Freitag, 6. April 2018

6. April 2018 - Man soll den Tag nicht vor dem Abend loben


Man soll den Tag nicht
vor dem Abend loben ...

Gut gelaunt springt er am Morgen aus dem Bett und legt auf dem Weg ins Bad noch ein paar gekonnte Kniebeugen hin. Im Badezimmerspiegel bewundert er sein männlich-schönes Aussehen und verleiht diesem sorgfältig den allerletzten Schliff, um attraktiv durch den Tag zu kommen.

Den Frühstückstisch hat seine Frau bereits gedeckt, und während er sich hinter seinem Tablet tief in die Börsenkurse verschanzt, gießt sie ihm Kaffee ein. Auf dem Weg zu seinem Super-Schlitten vor dem Reihenhaus, das bald durch ein größeres ersetzt werden soll, legt er noch einen kurzen Zwischenstopp vor dem Flur-Spiegel ein: Alles tiptop, ich bereichere die Welt!

Mit 60 Sachen feuert er durch die 30er-Zone, während er auf der Autobahnauffahrt den ersten "Deppen" hinter sich lässt.

Er, der Banker, stößt die Tür zu seiner Bank so auf wie das niemand anderer kann. Lässig befiehlt er der Glastür, sich zu öffnen und ihm den Weg frei zu machen.

Kurz darauf verkauft er Leuten Aktien, die dringend verramscht werden müssen. Einer 84jährigen Frau schwatzt er charmant einen Festgeldvertrag über 7 Jahre auf,

während die junge Kollegin in der Mittagspause von ihm rasch begrabscht wird, damit sie weiß, wo hier der größte Hecht im Karpfenteich sitzt.

Ihren bösen Blick nimmt er nicht wahr.

Zum Feierabend-Champus trifft er zwei gleichgesinnte Freunde, und die drei führen in der angesagten Chill-Out-Lounge ihre Rolex' und vor allem sich selber vor. Es ist so schön, ein Kerl zu sein, der die Welt erobern kann.

Die Kellnerin bekommt einen tiefen Blick in ihren Ausschnitt geschenkt, der ihr die gesamte geballte Herrlichkeit verspricht.

Sie reagiert darauf nicht.

Nach 2 Stunden Champagner ab in die Karre der Luxusfirma und nach Hause düsen.

Eine Polizeistreife hält ihn an - und kassiert sogleich den Führerschein. Zu viele Promille.

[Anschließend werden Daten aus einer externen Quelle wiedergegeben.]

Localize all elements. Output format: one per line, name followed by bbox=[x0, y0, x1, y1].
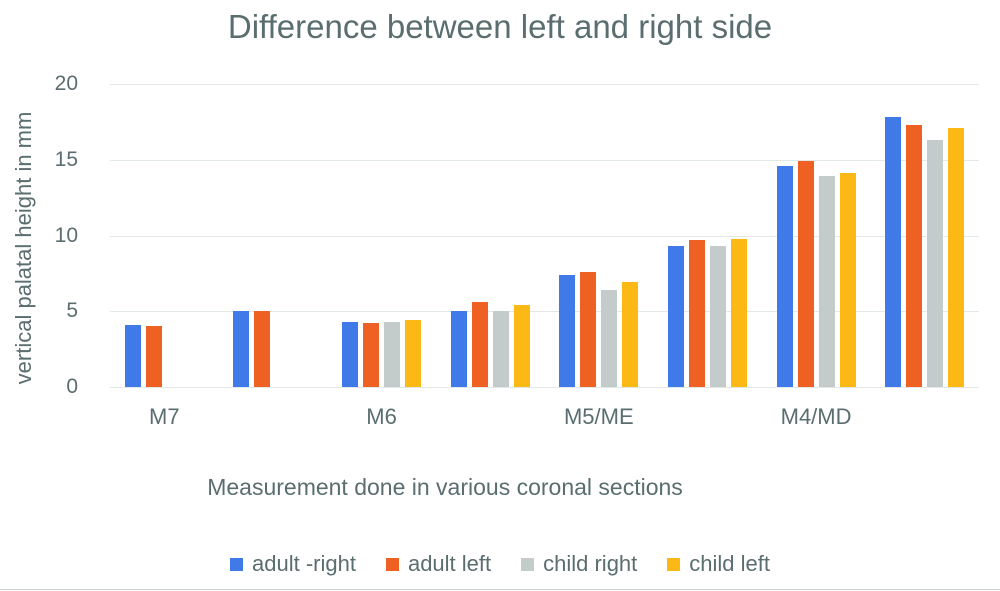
y-tick-label: 0 bbox=[66, 375, 78, 398]
legend-swatch-child-left bbox=[667, 557, 681, 571]
bar-adult-right bbox=[667, 246, 684, 387]
legend-label: child left bbox=[689, 551, 770, 576]
legend: adult -right adult left child right child l… bbox=[0, 551, 1000, 577]
y-tick-label: 15 bbox=[54, 147, 78, 171]
category-slot: M5/ME bbox=[545, 84, 654, 429]
category-slot: M6 bbox=[327, 84, 436, 429]
bar-adult-right bbox=[559, 274, 576, 387]
bar-adult-left bbox=[471, 302, 488, 387]
bar-adult-left bbox=[254, 311, 271, 387]
category-slot bbox=[870, 84, 979, 387]
legend-swatch-adult-left bbox=[385, 557, 399, 571]
category-slot bbox=[219, 84, 328, 387]
legend-item-child-left: child left bbox=[667, 551, 770, 577]
legend-item-child-right: child right bbox=[521, 551, 637, 577]
bar-child-right bbox=[492, 311, 509, 387]
x-axis-title: Measurement done in various coronal sect… bbox=[207, 474, 683, 500]
bar-child-right bbox=[709, 246, 726, 387]
category-slot: M4/MD bbox=[762, 84, 871, 429]
gridline bbox=[110, 159, 979, 161]
legend-label: child right bbox=[543, 551, 638, 576]
bars-region: M7 M6 M5/ME M4/MD bbox=[110, 84, 979, 429]
gridline bbox=[110, 84, 979, 85]
bar-child-left bbox=[730, 238, 747, 387]
bar-child-left bbox=[622, 282, 639, 387]
bar-adult-right bbox=[124, 324, 141, 387]
bar-adult-left bbox=[145, 326, 162, 387]
bar-adult-left bbox=[906, 124, 923, 387]
bar-child-left bbox=[839, 173, 856, 387]
y-tick-label: 5 bbox=[66, 299, 78, 323]
y-tick-label: 10 bbox=[54, 223, 78, 247]
plot-area: M7 M6 M5/ME M4/MD bbox=[110, 84, 979, 429]
category-slot: M7 bbox=[110, 84, 219, 429]
bar-adult-right bbox=[233, 311, 250, 387]
gridline bbox=[110, 235, 979, 237]
x-tick-label: M6 bbox=[366, 404, 397, 429]
gridline bbox=[110, 387, 979, 388]
legend-label: adult -right bbox=[252, 551, 356, 576]
bar-adult-left bbox=[688, 240, 705, 387]
x-tick-label: M7 bbox=[149, 404, 180, 429]
bar-child-right bbox=[601, 290, 618, 387]
bar-adult-left bbox=[797, 161, 814, 387]
bar-child-left bbox=[948, 127, 965, 387]
category-slot bbox=[653, 84, 762, 387]
x-tick-label: M4/MD bbox=[780, 404, 852, 429]
bar-adult-right bbox=[450, 311, 467, 387]
bar-child-left bbox=[513, 305, 530, 387]
bar-child-right bbox=[927, 140, 944, 387]
bar-child-left bbox=[405, 320, 422, 387]
bar-adult-right bbox=[342, 321, 359, 387]
category-slot bbox=[436, 84, 545, 387]
legend-item-adult-right: adult -right bbox=[230, 551, 356, 577]
bar-adult-right bbox=[885, 117, 902, 387]
x-tick-label: M5/ME bbox=[563, 404, 634, 429]
figure-bottom-rule bbox=[0, 589, 1000, 590]
bar-adult-left bbox=[363, 323, 380, 387]
legend-swatch-adult-right bbox=[230, 557, 243, 571]
bar-child-right bbox=[818, 176, 835, 387]
y-tick-label: 20 bbox=[54, 72, 78, 95]
legend-item-adult-left: adult left bbox=[385, 551, 492, 577]
legend-swatch-child-right bbox=[521, 557, 535, 571]
bar-adult-left bbox=[580, 271, 597, 387]
legend-label: adult left bbox=[407, 551, 492, 576]
y-axis-ticks: 20 15 10 5 0 bbox=[0, 72, 78, 398]
bar-adult-right bbox=[776, 165, 793, 387]
gridline bbox=[110, 311, 979, 313]
bar-child-right bbox=[384, 321, 401, 387]
chart-title: Difference between left and right side bbox=[227, 8, 773, 45]
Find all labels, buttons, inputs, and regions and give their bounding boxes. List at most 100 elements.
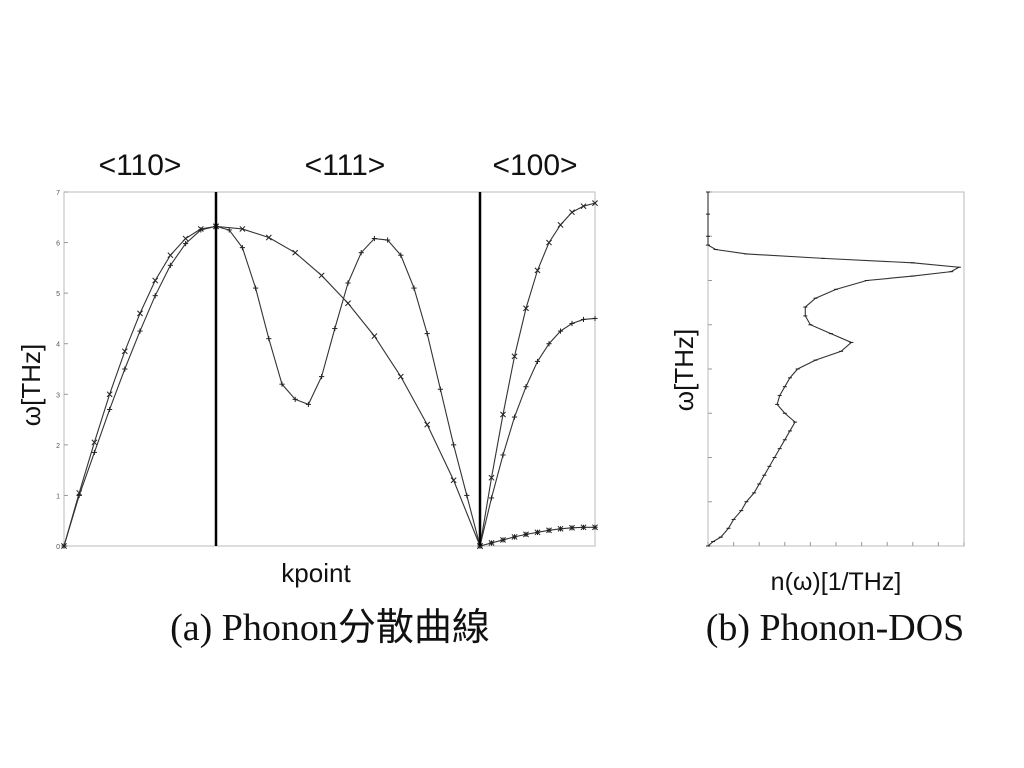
dispersion-point <box>546 341 552 347</box>
dispersion-point <box>318 272 325 279</box>
dispersion-ytick-label: 2 <box>56 443 60 450</box>
dispersion-y-label: ω[THz] <box>16 344 46 426</box>
dispersion-point <box>239 225 246 232</box>
dispersion-point <box>580 316 587 323</box>
dispersion-ytick-label: 1 <box>56 493 60 500</box>
dispersion-point <box>305 401 311 407</box>
dispersion-point <box>592 315 598 322</box>
dispersion-point <box>292 396 298 402</box>
dispersion-ytick-label: 3 <box>56 392 60 399</box>
dispersion-point <box>450 477 457 484</box>
dispersion-branch-100-1 <box>479 317 596 547</box>
dispersion-branch-100-0 <box>479 202 596 547</box>
dispersion-point <box>182 235 189 242</box>
dispersion-point <box>91 449 97 456</box>
dispersion-point <box>592 524 598 531</box>
dispersion-point <box>464 492 470 499</box>
dispersion-point <box>371 333 378 340</box>
dispersion-point <box>76 492 82 499</box>
dispersion-point <box>266 336 272 342</box>
direction-label-100: <100> <box>492 149 577 182</box>
dispersion-point <box>137 328 143 334</box>
dispersion-point <box>523 384 529 390</box>
dispersion-point <box>534 358 541 365</box>
dispersion-point <box>122 366 128 372</box>
dispersion-point <box>183 240 189 247</box>
dispersion-point <box>451 442 457 448</box>
dispersion-point <box>546 239 552 246</box>
dispersion-point <box>424 331 430 337</box>
dispersion-point <box>488 540 495 546</box>
dispersion-point <box>534 267 541 274</box>
dispersion-point <box>385 237 391 243</box>
dispersion-branch-110-1 <box>63 225 217 547</box>
dispersion-point <box>511 533 518 540</box>
dispersion-point <box>424 421 431 428</box>
dispersion-point <box>569 209 575 216</box>
dispersion-branch-111-1 <box>215 225 481 547</box>
dispersion-point <box>226 227 232 233</box>
direction-label-111: <111> <box>305 149 386 182</box>
dispersion-point <box>592 200 598 207</box>
dispersion-point <box>411 285 417 291</box>
dispersion-point <box>198 227 204 233</box>
dispersion-ytick-label: 7 <box>56 190 60 197</box>
dispersion-point <box>91 439 98 446</box>
dispersion-point <box>371 235 377 242</box>
dispersion-point <box>253 285 259 291</box>
dispersion-point <box>106 391 113 398</box>
dispersion-point <box>500 536 506 543</box>
dispersion-chart: 0 1 2 3 4 5 6 7 <110> <111> <100> ω[THz] kpoint… <box>16 149 598 649</box>
dos-curve <box>707 192 961 547</box>
dispersion-point <box>292 249 299 256</box>
dos-chart: ω[THz] n(ω)[1/THz] (b) Phonon-DOS <box>669 191 965 649</box>
dispersion-point <box>488 474 495 481</box>
dispersion-point <box>152 293 158 299</box>
dispersion-point <box>319 373 325 380</box>
dispersion-point <box>345 300 351 307</box>
dispersion-point <box>137 310 143 317</box>
dispersion-point <box>557 328 564 334</box>
dispersion-point <box>397 373 404 380</box>
dispersion-point <box>523 531 529 538</box>
dispersion-point <box>557 525 564 532</box>
dispersion-point <box>345 280 351 286</box>
dispersion-ytick-label: 0 <box>56 544 60 551</box>
dispersion-point <box>569 320 575 327</box>
dos-plot-frame <box>707 191 965 547</box>
dispersion-point <box>332 325 338 332</box>
direction-label-110: <110> <box>99 149 182 182</box>
dispersion-point <box>488 495 495 501</box>
dispersion-point <box>107 406 113 413</box>
dispersion-x-label: kpoint <box>281 558 351 588</box>
dispersion-ytick-label: 6 <box>56 241 60 248</box>
dispersion-point <box>437 386 443 392</box>
dispersion-point <box>500 411 506 418</box>
dispersion-point <box>358 250 364 256</box>
dispersion-point <box>167 262 173 268</box>
dispersion-point <box>61 543 67 549</box>
dispersion-point <box>569 524 575 531</box>
dos-caption: (b) Phonon-DOS <box>706 607 965 649</box>
dispersion-ytick-label: 4 <box>56 342 60 349</box>
dispersion-point <box>523 305 529 312</box>
dispersion-plot-frame <box>63 191 596 547</box>
dispersion-point <box>546 527 552 534</box>
dispersion-point <box>511 414 518 420</box>
dispersion-point <box>279 381 285 387</box>
dispersion-branch-110-0 <box>63 225 217 547</box>
dispersion-point <box>580 524 587 531</box>
dispersion-ytick-label: 5 <box>56 291 60 298</box>
dispersion-point <box>500 452 506 458</box>
dispersion-point <box>511 353 518 360</box>
dispersion-point <box>239 245 245 251</box>
dos-x-label: n(ω)[1/THz] <box>771 568 902 596</box>
dispersion-branch-111-0 <box>215 225 481 547</box>
dispersion-point <box>580 203 587 210</box>
dispersion-point <box>167 252 174 259</box>
dispersion-point <box>121 348 128 355</box>
dispersion-point <box>398 252 404 258</box>
dispersion-point <box>557 221 564 228</box>
dispersion-point <box>152 277 159 284</box>
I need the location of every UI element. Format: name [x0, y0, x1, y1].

Er will die Ungerechtigkeit der Welt bei seiner Frau abladen, aber die ist nicht zu Hause. Verdammt noch mal, flucht er, wo treibt die sich rum?

Schnell mal ins Internet gucken.

Da fällt ihm in einem sozialen Netzwerk sofort ein Post der von ihm begrabschten Kollegin ins Auge:

#MeToo - Am Arbeitsplatz ...

Er wird rot vor Zorn.

Ein Blick in seine Mail-Box macht den Tag auch nicht besser:

"Morgen früh! Beim Oberboss!" - hat sein Chef ihm hinterlassen.

Schließlich findet er im Champagner-Kühlschrank einen abgerissenen Zettel, den seine Frau für ihn beschrieben hat:

"Ich wünsche dir noch ein schönes Leben - ohne mich."

Man soll den Tag in der Tat nicht vor dem Abend loben.